Christoph Kelzenberg built a data analytics capability at REWE Digital during a period of rapid growth. As the organization scaled, inconsistencies in reporting created confusion—even for basic metrics like customer counts. What started as a small annoyance escalated to the point where it caught CEO attention and triggered a company-wide push for harmonized reporting.[1]
Kelzenberg’s approach combined executive sponsorship with pragmatism. First, securing top-level buy-in was essential to harmonize data across departments and to turn what could have been a silo fight into a company initiative.[1]
Second, the team created a lighthouse project in a cooperative department. REWE started with the data-savvy online marketing department, demonstrated the value of standardized reporting, and then used that success as a precedent for rolling harmonization out to other domains.[1]
Third, they adopted a service-oriented engagement model. Departments often requested specific data without understanding its utility. Kelzenberg consistently shifted the conversation to the “why,” which frequently led to more relevant metrics than what was originally requested. The team helped departments understand and utilize data effectively, sometimes starting with simple tools like Excel before moving on to more sophisticated systems.[1]

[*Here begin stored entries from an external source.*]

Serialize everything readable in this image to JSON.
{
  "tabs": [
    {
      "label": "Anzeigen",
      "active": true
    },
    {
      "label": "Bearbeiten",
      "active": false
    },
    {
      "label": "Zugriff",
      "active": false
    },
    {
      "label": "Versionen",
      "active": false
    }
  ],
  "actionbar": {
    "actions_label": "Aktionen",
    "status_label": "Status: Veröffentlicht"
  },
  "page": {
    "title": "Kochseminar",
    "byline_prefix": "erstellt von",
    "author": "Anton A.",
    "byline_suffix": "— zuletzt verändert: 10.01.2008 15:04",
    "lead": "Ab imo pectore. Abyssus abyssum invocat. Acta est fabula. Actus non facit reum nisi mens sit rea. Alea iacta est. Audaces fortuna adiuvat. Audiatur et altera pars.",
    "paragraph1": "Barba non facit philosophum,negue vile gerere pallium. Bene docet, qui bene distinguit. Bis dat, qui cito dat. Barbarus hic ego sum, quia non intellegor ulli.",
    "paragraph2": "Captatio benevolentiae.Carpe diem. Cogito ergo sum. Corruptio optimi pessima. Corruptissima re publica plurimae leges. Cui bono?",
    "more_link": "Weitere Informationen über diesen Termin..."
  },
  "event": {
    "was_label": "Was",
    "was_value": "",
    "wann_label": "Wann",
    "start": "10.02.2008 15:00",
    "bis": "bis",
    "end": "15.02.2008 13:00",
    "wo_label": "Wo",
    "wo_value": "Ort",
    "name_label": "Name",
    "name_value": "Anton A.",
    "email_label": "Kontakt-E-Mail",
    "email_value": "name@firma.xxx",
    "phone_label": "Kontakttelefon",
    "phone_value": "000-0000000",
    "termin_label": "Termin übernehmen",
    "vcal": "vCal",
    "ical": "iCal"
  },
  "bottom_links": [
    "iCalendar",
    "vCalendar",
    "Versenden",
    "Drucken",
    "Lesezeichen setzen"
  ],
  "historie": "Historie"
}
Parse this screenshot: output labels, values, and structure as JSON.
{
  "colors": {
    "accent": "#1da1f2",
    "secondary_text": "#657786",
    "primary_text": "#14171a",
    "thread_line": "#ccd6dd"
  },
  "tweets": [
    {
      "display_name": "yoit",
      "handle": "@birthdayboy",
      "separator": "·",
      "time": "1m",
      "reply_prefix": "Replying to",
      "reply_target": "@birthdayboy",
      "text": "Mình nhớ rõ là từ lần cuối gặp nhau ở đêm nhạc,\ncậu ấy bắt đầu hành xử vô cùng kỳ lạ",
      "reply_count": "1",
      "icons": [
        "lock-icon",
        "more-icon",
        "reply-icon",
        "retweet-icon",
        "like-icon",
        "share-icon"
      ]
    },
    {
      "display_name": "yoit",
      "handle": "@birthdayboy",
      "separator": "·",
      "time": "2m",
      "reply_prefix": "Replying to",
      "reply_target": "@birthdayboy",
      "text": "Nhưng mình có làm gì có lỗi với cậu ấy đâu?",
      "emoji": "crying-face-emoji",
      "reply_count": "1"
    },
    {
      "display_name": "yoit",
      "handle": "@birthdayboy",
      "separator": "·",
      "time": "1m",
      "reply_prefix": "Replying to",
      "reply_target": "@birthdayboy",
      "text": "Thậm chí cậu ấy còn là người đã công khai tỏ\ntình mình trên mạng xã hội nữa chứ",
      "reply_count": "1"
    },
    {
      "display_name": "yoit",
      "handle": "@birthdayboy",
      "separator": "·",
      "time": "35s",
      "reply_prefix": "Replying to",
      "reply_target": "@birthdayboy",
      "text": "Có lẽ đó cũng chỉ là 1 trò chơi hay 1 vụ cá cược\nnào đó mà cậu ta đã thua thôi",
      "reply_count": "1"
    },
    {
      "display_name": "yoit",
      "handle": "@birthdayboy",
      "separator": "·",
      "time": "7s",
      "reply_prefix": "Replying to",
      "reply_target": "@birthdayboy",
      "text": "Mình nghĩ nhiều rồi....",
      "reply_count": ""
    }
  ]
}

This is what Kelzenberg described as “bringing data to life”: not only presenting numbers, but creating discussion and action based on data insights. One mechanism to scale this was embedding "data consultants" within departments to accelerate adoption and reduce friction.[1]
This case shows that analytics scale is largely an organizational problem. When you combine executive sponsorship, a lighthouse win, and a service-oriented engagement model, analytics becomes a driver of culture change rather than a reporting function.